Fidler v Gordon-Herricks Corp., 173 AD3d 840 [2d Dept. 2019]

“Pursuant to the doctrine of [the] law of the case, judicial determinations made during the course of . . . litigation before final judgment is entered may have preclusive effect provided that the parties had a full and fair opportunity to litigate the initial determination” (Sterngass v Town Bd. of Town of Clarkstown, 43 AD3d 1037, 1037 [2007]; accord Ruffino v Green, 72 AD3d 785, 786 [2010]). However, “[t]he doctrine . . . applies only to legal determinations that were necessarily resolved on the merits in [a] prior decision, and to the same questions presented in the same case” (Mosby v Parilla, 140 AD3d 1129, 1130-1131 [2016] [internal quotation marks omitted]; see Ramanathan v Aharon, 109 AD3d 529, 530 [2013]; Erickson v Cross Ready Mix, Inc., 98 AD3d 717, 717 [2012]).

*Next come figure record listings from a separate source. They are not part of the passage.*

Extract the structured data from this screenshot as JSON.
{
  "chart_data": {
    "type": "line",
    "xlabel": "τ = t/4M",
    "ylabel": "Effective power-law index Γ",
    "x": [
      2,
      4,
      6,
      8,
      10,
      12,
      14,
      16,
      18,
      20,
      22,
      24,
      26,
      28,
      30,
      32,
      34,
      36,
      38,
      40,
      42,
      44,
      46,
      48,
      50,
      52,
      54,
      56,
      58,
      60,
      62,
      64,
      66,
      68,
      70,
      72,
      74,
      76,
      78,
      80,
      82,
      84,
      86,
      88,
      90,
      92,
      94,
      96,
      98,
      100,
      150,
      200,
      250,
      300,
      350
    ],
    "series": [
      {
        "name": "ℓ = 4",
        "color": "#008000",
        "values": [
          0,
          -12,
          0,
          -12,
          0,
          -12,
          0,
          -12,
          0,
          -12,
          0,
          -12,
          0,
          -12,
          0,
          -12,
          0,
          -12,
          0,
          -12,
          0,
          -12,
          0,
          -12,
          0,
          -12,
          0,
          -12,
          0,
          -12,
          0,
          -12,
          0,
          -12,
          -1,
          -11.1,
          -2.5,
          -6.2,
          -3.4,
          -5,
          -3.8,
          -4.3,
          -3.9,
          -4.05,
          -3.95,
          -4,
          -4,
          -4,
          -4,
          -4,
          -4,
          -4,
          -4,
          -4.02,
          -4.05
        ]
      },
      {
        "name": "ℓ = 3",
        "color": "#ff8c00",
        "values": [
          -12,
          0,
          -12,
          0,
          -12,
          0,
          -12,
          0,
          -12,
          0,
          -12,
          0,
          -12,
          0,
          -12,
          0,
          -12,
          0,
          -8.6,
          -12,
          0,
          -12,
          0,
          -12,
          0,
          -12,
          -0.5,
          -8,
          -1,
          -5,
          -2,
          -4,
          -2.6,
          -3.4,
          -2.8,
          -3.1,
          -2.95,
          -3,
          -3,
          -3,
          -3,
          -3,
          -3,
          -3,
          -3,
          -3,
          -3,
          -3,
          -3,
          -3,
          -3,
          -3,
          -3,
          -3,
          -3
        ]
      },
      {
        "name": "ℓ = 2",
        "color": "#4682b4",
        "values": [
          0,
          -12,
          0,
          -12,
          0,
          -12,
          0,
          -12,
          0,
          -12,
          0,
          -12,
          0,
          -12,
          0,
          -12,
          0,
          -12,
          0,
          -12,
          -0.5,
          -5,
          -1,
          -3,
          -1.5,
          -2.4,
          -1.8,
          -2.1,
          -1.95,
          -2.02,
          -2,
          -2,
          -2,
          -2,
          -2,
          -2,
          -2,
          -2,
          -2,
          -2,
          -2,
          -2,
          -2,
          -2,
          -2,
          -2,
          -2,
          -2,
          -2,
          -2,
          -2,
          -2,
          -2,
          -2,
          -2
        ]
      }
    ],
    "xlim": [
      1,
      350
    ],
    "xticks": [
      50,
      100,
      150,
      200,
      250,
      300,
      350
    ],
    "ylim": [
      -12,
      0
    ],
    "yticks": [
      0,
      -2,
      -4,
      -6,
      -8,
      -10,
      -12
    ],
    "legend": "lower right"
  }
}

Here, the doctrine of the law of the case is inapplicable, because the order entered July 14, 2016, reflects that summary judgment was awarded in favor of the moving defendants upon grounds that were specific to those defendants.

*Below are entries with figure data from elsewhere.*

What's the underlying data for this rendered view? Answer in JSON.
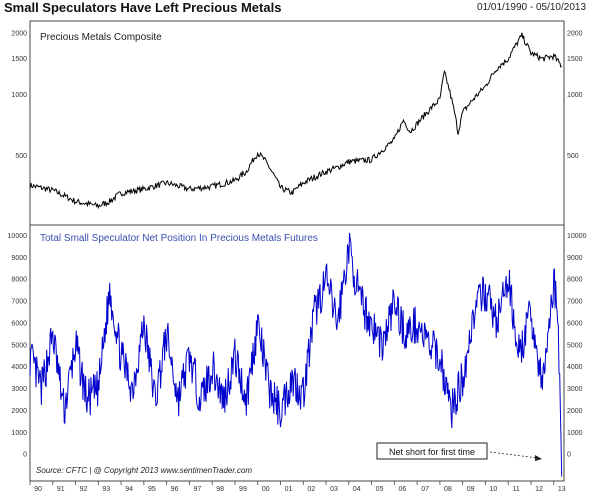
{
  "header": {
    "title": "Small Speculators Have Left Precious Metals",
    "date_range": "01/01/1990 - 05/10/2013"
  },
  "source": "Source: CFTC  |  @ Copyright 2013  www.sentimenTrader.com",
  "annotation": "Net short for first time",
  "colors": {
    "price_line": "#000000",
    "position_line": "#0000cc",
    "panel2_title": "#3a4fb0"
  },
  "chart_data": [
    {
      "type": "line",
      "title": "Precious Metals Composite",
      "scale": "log",
      "ylim": [
        230,
        2300
      ],
      "yticks": [
        500,
        1000,
        1500,
        2000
      ],
      "x": [
        1990.0,
        1991.0,
        1992.0,
        1993.0,
        1993.5,
        1994.0,
        1995.0,
        1996.0,
        1997.0,
        1998.0,
        1999.0,
        1999.5,
        2000.0,
        2000.3,
        2001.0,
        2001.5,
        2002.0,
        2003.0,
        2003.5,
        2004.0,
        2005.0,
        2006.0,
        2006.4,
        2006.7,
        2007.0,
        2008.0,
        2008.2,
        2008.8,
        2009.0,
        2010.0,
        2010.5,
        2011.0,
        2011.6,
        2012.0,
        2012.5,
        2013.0,
        2013.35
      ],
      "values": [
        360,
        340,
        300,
        285,
        300,
        330,
        345,
        370,
        345,
        355,
        380,
        420,
        520,
        480,
        350,
        330,
        370,
        420,
        440,
        470,
        480,
        600,
        750,
        660,
        720,
        950,
        1280,
        650,
        820,
        1100,
        1350,
        1500,
        1950,
        1600,
        1500,
        1550,
        1380
      ]
    },
    {
      "type": "line",
      "title": "Total Small Speculator Net Position In Precious Metals Futures",
      "ylim": [
        -1200,
        10500
      ],
      "yticks": [
        0,
        1000,
        2000,
        3000,
        4000,
        5000,
        6000,
        7000,
        8000,
        9000,
        10000
      ],
      "x_tick_labels": [
        "90",
        "91",
        "92",
        "93",
        "94",
        "95",
        "96",
        "97",
        "98",
        "99",
        "00",
        "01",
        "02",
        "03",
        "04",
        "05",
        "06",
        "07",
        "08",
        "09",
        "10",
        "11",
        "12",
        "13"
      ],
      "x": [
        1990.0,
        1990.5,
        1991.0,
        1991.5,
        1992.0,
        1992.5,
        1993.0,
        1993.5,
        1994.0,
        1994.5,
        1995.0,
        1995.5,
        1996.0,
        1996.5,
        1997.0,
        1997.5,
        1998.0,
        1998.5,
        1999.0,
        1999.5,
        2000.0,
        2000.5,
        2001.0,
        2001.5,
        2002.0,
        2002.5,
        2003.0,
        2003.5,
        2004.0,
        2004.5,
        2005.0,
        2005.5,
        2006.0,
        2006.5,
        2007.0,
        2007.5,
        2008.0,
        2008.5,
        2009.0,
        2009.5,
        2010.0,
        2010.5,
        2011.0,
        2011.5,
        2012.0,
        2012.5,
        2013.0,
        2013.2,
        2013.35
      ],
      "values": [
        4500,
        3000,
        5500,
        2000,
        5000,
        2500,
        3000,
        7500,
        4500,
        3000,
        6000,
        2500,
        5500,
        2500,
        4500,
        2500,
        4000,
        2500,
        4500,
        2500,
        6000,
        3000,
        2000,
        3500,
        2800,
        6500,
        8000,
        6000,
        9500,
        7000,
        6000,
        5000,
        7000,
        5500,
        6000,
        5000,
        4500,
        2000,
        3500,
        6500,
        7500,
        6000,
        8000,
        4500,
        6500,
        3000,
        8000,
        6000,
        -1000
      ]
    }
  ]
}
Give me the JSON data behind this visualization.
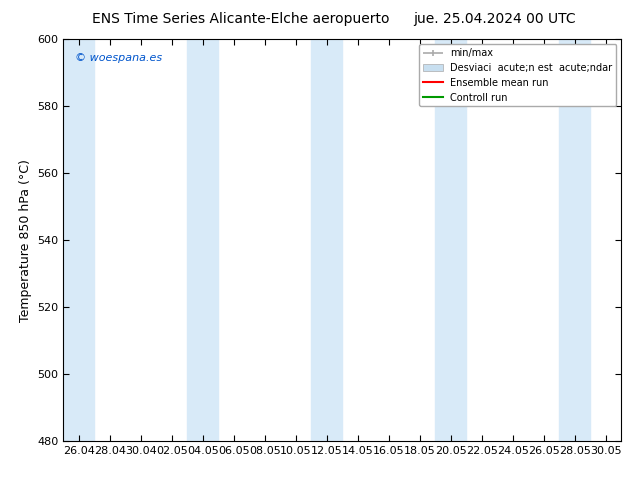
{
  "title_left": "ENS Time Series Alicante-Elche aeropuerto",
  "title_right": "jue. 25.04.2024 00 UTC",
  "ylabel": "Temperature 850 hPa (°C)",
  "watermark": "© woespana.es",
  "ylim": [
    480,
    600
  ],
  "yticks": [
    480,
    500,
    520,
    540,
    560,
    580,
    600
  ],
  "xtick_labels": [
    "26.04",
    "28.04",
    "30.04",
    "02.05",
    "04.05",
    "06.05",
    "08.05",
    "10.05",
    "12.05",
    "14.05",
    "16.05",
    "18.05",
    "20.05",
    "22.05",
    "24.05",
    "26.05",
    "28.05",
    "30.05"
  ],
  "bg_color": "#ffffff",
  "plot_bg_color": "#ffffff",
  "shaded_bands_color": "#d8eaf8",
  "legend_line1": "min/max",
  "legend_line2": "Desviaci  acute;n est  acute;ndar",
  "legend_line3": "Ensemble mean run",
  "legend_line4": "Controll run",
  "legend_color1": "#aaaaaa",
  "legend_color2": "#c8dff0",
  "legend_color3": "#ff0000",
  "legend_color4": "#009900",
  "grid_color": "#cccccc",
  "tick_color": "#000000",
  "font_color": "#000000",
  "watermark_color": "#0055cc",
  "title_fontsize": 10,
  "ylabel_fontsize": 9,
  "tick_fontsize": 8,
  "watermark_fontsize": 8
}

Landis v 383 Realty Corp., 173 AD3d 636 [2d Dept. 2019]

This action was commenced in Supreme Court and transferred to Surrogate’s Court upon the death of defendant Bunita L. Weiner. Before the transfer, plaintiff had moved for summary judgment, and Supreme Court (Barry Ostrager, J.) had denied the motion in an order entered July 31, 2017. That ruling, which plaintiff did not appeal, remained law of the case and could not be contravened by a court of coordinate jurisdiction (Grossman v Meller, 213 AD2d 221, 224 [1st Dept 1995]). Thus, the Surrogate correctly denied the instant motion for summary judgment on the ground that, as she said, “the substance of [plaintiff’s] motion was already squarely decided against him” by Supreme Court.